Rendering of 1727 Oak Ave. from City Council materials

Evanston City Council approved the development at 1727 Oak Street, an “active senior” building with a proposed 169 units. The vote was 6-2, with Aldermen Judy Fiske, 1st Ward, and Melissa Wynne, 3rd Ward casting the “no” votes. 

The project will be one of two under construction in the immediate area at roughly the same time, with 1815 Ridge set to break ground shortly. Opposition to the project, largely by residents in the Sienna development across Oak, failed to sway enough Council members. 

Alderman Ann Rainey, 8th Ward, said she believed the opposition mainly stemmed from “misgivings” about the Sienna development itself, citing a collapsed parking deck and other issues with what she termed “the Roszak project.” She said “the presentation made by this developer [Trammel Crow was] one of the best I’ve ever heard. I think we’re going to be fine.” 

Issues raised by neighbors concerned congestion in and around the building and access to parking for caregivers seeking to assist clients in the Sienna. When built, the Sienna project teamed with the Center for Independent Futures to offer units to disabled individuals, many of whom have caregivers coming and going with regularity. 

Johnny Carlson of Texas-based Trammell Crow, the developer, said the company had listened to caregiver-parking concerns and reached an agreement with the “seller of land across the street” to secure “five parking stalls for caregivers.” Logistics still have to be worked out, he said, but at least five parking spots would be made available. “Change is hard,” he said. “We’re here to work together.”

Alderman Eleanor Revelle, 7th Ward, acknowledged the problem, saying the “issue of caregiver parking [is] an issue we should have been aware of and addressed before now.” She praised Trammell Crow for being willing to work with neighbors to address the parking issue. 

She also praised the inclusion of 17 affordable units on-site. The developer will not pay a fee-in-lieu but instead comply with the Inclusionary Housing Ordinance by providing units guaranteed to be affordable (according to HUD standards) for 25 years. 

Others protested the specifics of the IHO compliance. Ald. Wynne said the 17 units were not compliant because the formula for determining affordability did not reach enough of those making 50% of Area Median Income (AMI).

The City ordinance requires 10% of units to be affordable, and the development meets that requirement. According to a memo prepared by staff, the “developer proposes a different mix of income restrictions from the ordinance because compliance with the income requirements from the ordinance would be infeasible.” 

The development will include four units at 50% of AMI, five at 60% and eight at 80%, all studio and one bedroom units. None of the development’s two-bedroom units will be income-restricted.  

Ald. Wynne also raised pedestrian-safety concerns, specifically the “particularly sensitive community” of Sienna, and the additional traffic to be generated by the development. “Their needs have not been properly addressed,” she said. 

Ald.

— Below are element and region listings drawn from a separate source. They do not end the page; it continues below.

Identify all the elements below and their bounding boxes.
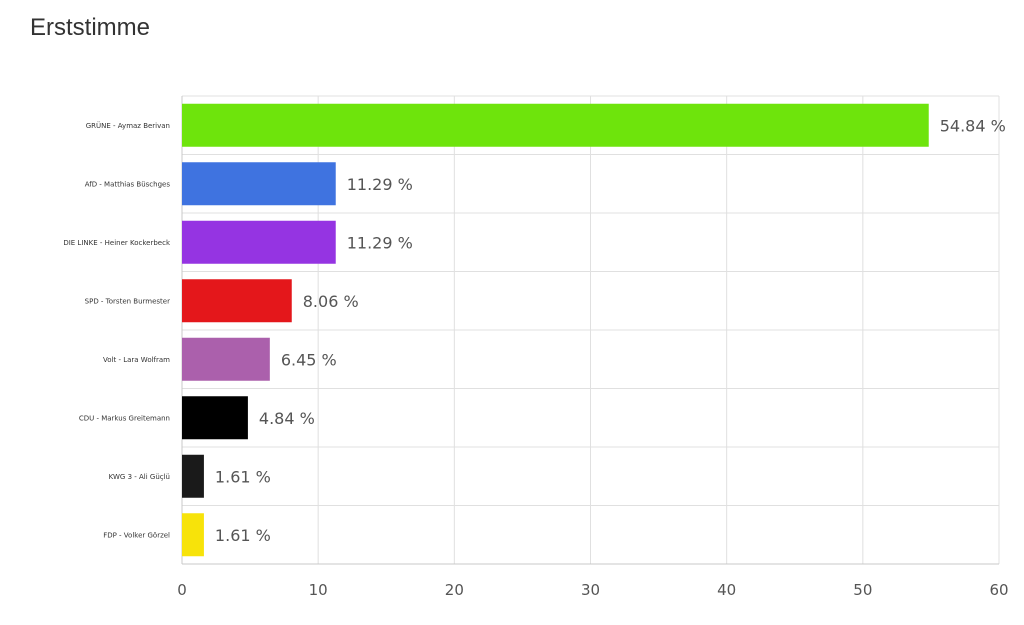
bar xyxy=(182,279,292,323)
value-label: 1.61 % xyxy=(215,467,271,486)
value-label: 11.29 % xyxy=(347,233,413,252)
value-label: 11.29 % xyxy=(347,175,413,194)
value-label: 8.06 % xyxy=(303,292,359,311)
value-label: 4.84 % xyxy=(259,409,315,428)
bar xyxy=(182,513,204,557)
x-tick-label: 30 xyxy=(581,581,600,599)
bar xyxy=(182,454,204,498)
bar xyxy=(182,162,336,206)
x-tick-label: 0 xyxy=(177,581,187,599)
x-tick-label: 10 xyxy=(309,581,328,599)
chart-title: Erststimme xyxy=(30,14,150,41)
category-label: AfD - Matthias Büschges xyxy=(85,180,171,188)
value-label: 6.45 % xyxy=(281,350,337,369)
value-label: 1.61 % xyxy=(215,526,271,545)
x-tick-label: 20 xyxy=(445,581,464,599)
category-label: CDU - Markus Greitemann xyxy=(79,414,170,422)
category-label: GRÜNE - Aymaz Berivan xyxy=(86,121,170,130)
bar xyxy=(182,103,929,147)
x-tick-label: 40 xyxy=(717,581,736,599)
category-label: KWG 3 - Ali Güçlü xyxy=(109,473,170,481)
category-label: Volt - Lara Wolfram xyxy=(103,356,170,364)
bar xyxy=(182,220,336,264)
x-tick-label: 60 xyxy=(989,581,1008,599)
x-tick-label: 50 xyxy=(853,581,872,599)
category-label: FDP - Volker Görzel xyxy=(103,531,170,539)
bar xyxy=(182,396,248,440)
value-label: 54.84 % xyxy=(940,116,1006,135)
category-label: DIE LINKE - Heiner Kockerbeck xyxy=(63,239,171,247)
bar xyxy=(182,337,270,381)
category-label: SPD - Torsten Burmester xyxy=(85,297,170,305)
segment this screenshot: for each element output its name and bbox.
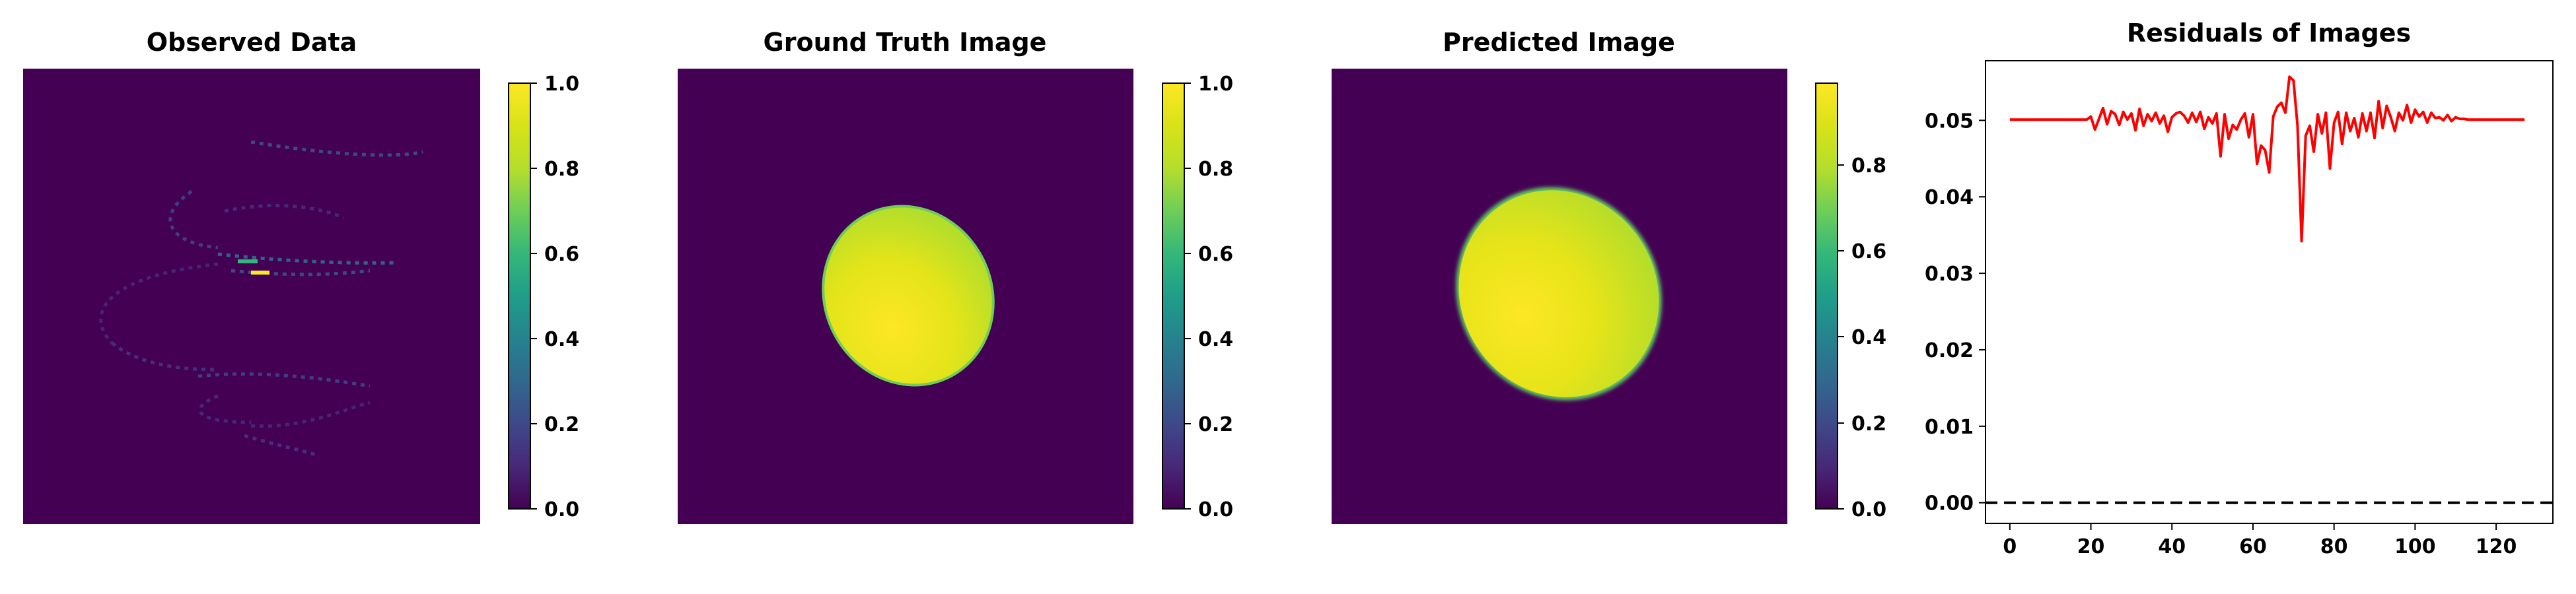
x-tick-label: 120 bbox=[2476, 535, 2517, 558]
colorbar-2-tick-label: 1.0 bbox=[1198, 73, 1233, 96]
observed-data-title: Observed Data bbox=[147, 28, 357, 57]
residuals-plot-area bbox=[1985, 60, 2554, 524]
x-tick-label: 0 bbox=[2003, 535, 2017, 558]
colorbar-1-tick-label: 0.8 bbox=[544, 158, 579, 181]
colorbar-3-tick-label: 0.0 bbox=[1851, 498, 1886, 521]
y-tick-label: 0.02 bbox=[1925, 339, 1974, 362]
trace-bottom bbox=[244, 434, 318, 457]
colorbar-2-tick-label: 0.4 bbox=[1198, 328, 1233, 351]
trace-center bbox=[217, 252, 397, 265]
x-tick-label: 80 bbox=[2320, 535, 2348, 558]
y-tick-label: 0.01 bbox=[1925, 416, 1974, 439]
observed-bright-segment bbox=[251, 271, 269, 275]
x-tick-label: 100 bbox=[2394, 535, 2436, 558]
predicted-title: Predicted Image bbox=[1443, 28, 1675, 57]
colorbar-1-tick-label: 0.2 bbox=[544, 413, 579, 436]
residuals-x-ticks: 0 20 40 60 80 100 120 bbox=[2003, 523, 2517, 558]
observed-sampling-traces bbox=[99, 140, 423, 457]
colorbar-1-ticks bbox=[530, 82, 537, 510]
panel-ground-truth: Ground Truth Image 0.0 0.2 0.4 0.6 0.8 1… bbox=[678, 28, 1233, 524]
predicted-ellipse bbox=[1458, 190, 1659, 397]
colorbar-2-tick-label: 0.6 bbox=[1198, 243, 1233, 266]
ground-truth-ellipse bbox=[824, 207, 992, 384]
colorbar-2-tick-label: 0.2 bbox=[1198, 413, 1233, 436]
x-tick-label: 20 bbox=[2077, 535, 2105, 558]
trace-upper-right bbox=[224, 203, 345, 220]
panel-residuals: Residuals of Images 0 20 40 60 80 100 120 0.00… bbox=[1925, 18, 2554, 558]
y-tick-label: 0.04 bbox=[1925, 186, 1974, 209]
residuals-series-line bbox=[2009, 75, 2525, 243]
trace-upper-left bbox=[168, 189, 219, 249]
colorbar-3-tick-label: 0.6 bbox=[1851, 240, 1886, 263]
trace-lower bbox=[197, 372, 371, 388]
trace-left-arc-2 bbox=[111, 342, 219, 372]
colorbar-1-tick-label: 0.0 bbox=[544, 498, 579, 521]
colorbar-2-tick-label: 0.0 bbox=[1198, 498, 1233, 521]
y-tick-label: 0.03 bbox=[1925, 263, 1974, 286]
x-tick-label: 40 bbox=[2158, 535, 2186, 558]
colorbar-2-ticks bbox=[1184, 82, 1191, 510]
colorbar-3-tick-label: 0.8 bbox=[1851, 154, 1886, 178]
colorbar-1-tick-label: 1.0 bbox=[544, 73, 579, 96]
colorbar-1-tick-label: 0.4 bbox=[544, 328, 579, 351]
trace-lower-3 bbox=[250, 401, 371, 428]
y-tick-label: 0.00 bbox=[1925, 492, 1974, 515]
x-tick-label: 60 bbox=[2239, 535, 2267, 558]
residuals-title: Residuals of Images bbox=[2127, 18, 2411, 48]
colorbar-3-ticks bbox=[1838, 164, 1844, 510]
trace-top bbox=[250, 140, 423, 157]
ground-truth-title: Ground Truth Image bbox=[764, 28, 1047, 57]
observed-bright-segment-2 bbox=[238, 259, 258, 263]
y-tick-label: 0.05 bbox=[1925, 110, 1974, 133]
colorbar-1 bbox=[508, 82, 531, 510]
colorbar-2 bbox=[1162, 82, 1185, 510]
colorbar-3 bbox=[1815, 82, 1838, 510]
trace-left-arc bbox=[99, 262, 219, 345]
colorbar-3-tick-label: 0.4 bbox=[1851, 326, 1886, 349]
colorbar-1-tick-label: 0.6 bbox=[544, 243, 579, 266]
trace-lower-2 bbox=[198, 394, 252, 424]
colorbar-3-tick-label: 0.2 bbox=[1851, 412, 1886, 436]
panel-observed-data: Observed Data 0.0 0.2 0.4 0.6 0.8 1.0 bbox=[23, 28, 579, 524]
residuals-y-ticks: 0.00 0.01 0.02 0.03 0.04 0.05 bbox=[1925, 110, 1986, 515]
colorbar-2-tick-label: 0.8 bbox=[1198, 158, 1233, 181]
observed-data-image bbox=[23, 69, 480, 524]
panel-predicted: Predicted Image 0.0 0.2 0.4 0.6 0.8 bbox=[1332, 28, 1886, 524]
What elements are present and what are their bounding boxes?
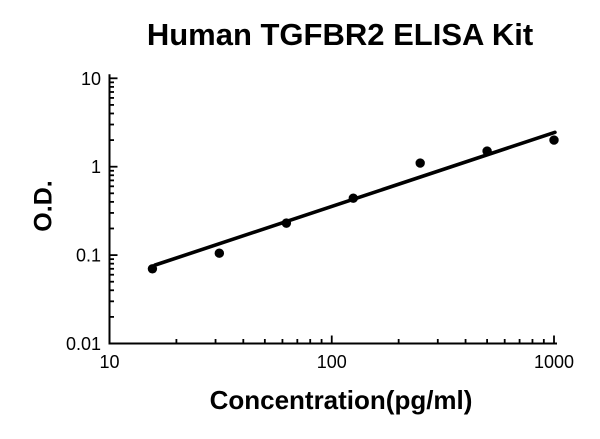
x-tick-label: 10 [99, 352, 119, 372]
y-tick-label: 0.1 [76, 246, 101, 266]
y-tick-label: 0.01 [66, 334, 101, 354]
data-point [415, 158, 425, 168]
x-tick-label: 100 [317, 352, 347, 372]
chart-title: Human TGFBR2 ELISA Kit [146, 17, 534, 52]
data-point [549, 135, 559, 145]
data-point [214, 248, 225, 258]
y-tick-label: 10 [81, 69, 101, 89]
x-axis-label: Concentration(pg/ml) [209, 385, 473, 415]
x-tick-label: 1000 [534, 352, 574, 372]
data-point [348, 193, 358, 203]
y-tick-label: 1 [91, 157, 101, 177]
data-point [281, 218, 292, 228]
data-point [147, 264, 158, 274]
data-point [482, 146, 492, 156]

Fiske, agreed, calling the location “a very difficult site” and “a potentially dangerous location.” She also said the site allowances were “too excessive for the site.”

They were alone on Council, though. Alderman Peter Braithwaite, in whose Second Ward property lies, said the “issues raised [in opposition] are issues we’ve raised and addressed in maybe seven community meetings.”

 Specifically regarding caregiver-parking, he said, “You have my commitment. We will work in the parking issue.”

 “I have heard from only a few people who live in the building [Sienna],” said Alderman Cicely Fleming, 9th Ward. She contrasted the opposition to opposition to the Albion building, which she voted against. Opponents of Albion came from all over the City, not just next door, she said. “I cannot vote no to a project that has a whole lot of benefits to the City.” She did say she wished the public benefits had been better, saying she did not find a transit tracker board in the lobby or landscaping “exciting.”

 “Contrary to what’s said on social media,” said Alderman Don Wilson, 4th Ward, “We really don’t approve every development. … It’s not a winning or losing game. … it’s about building a better Evanston.” He said the City should re-evaluate the truck route down Oak Avenue  because of safety concerns, but called the process an “ongoing collaboration.”

 With only Alds. Fiske and Wynne opposing, the project passed Council 6-2.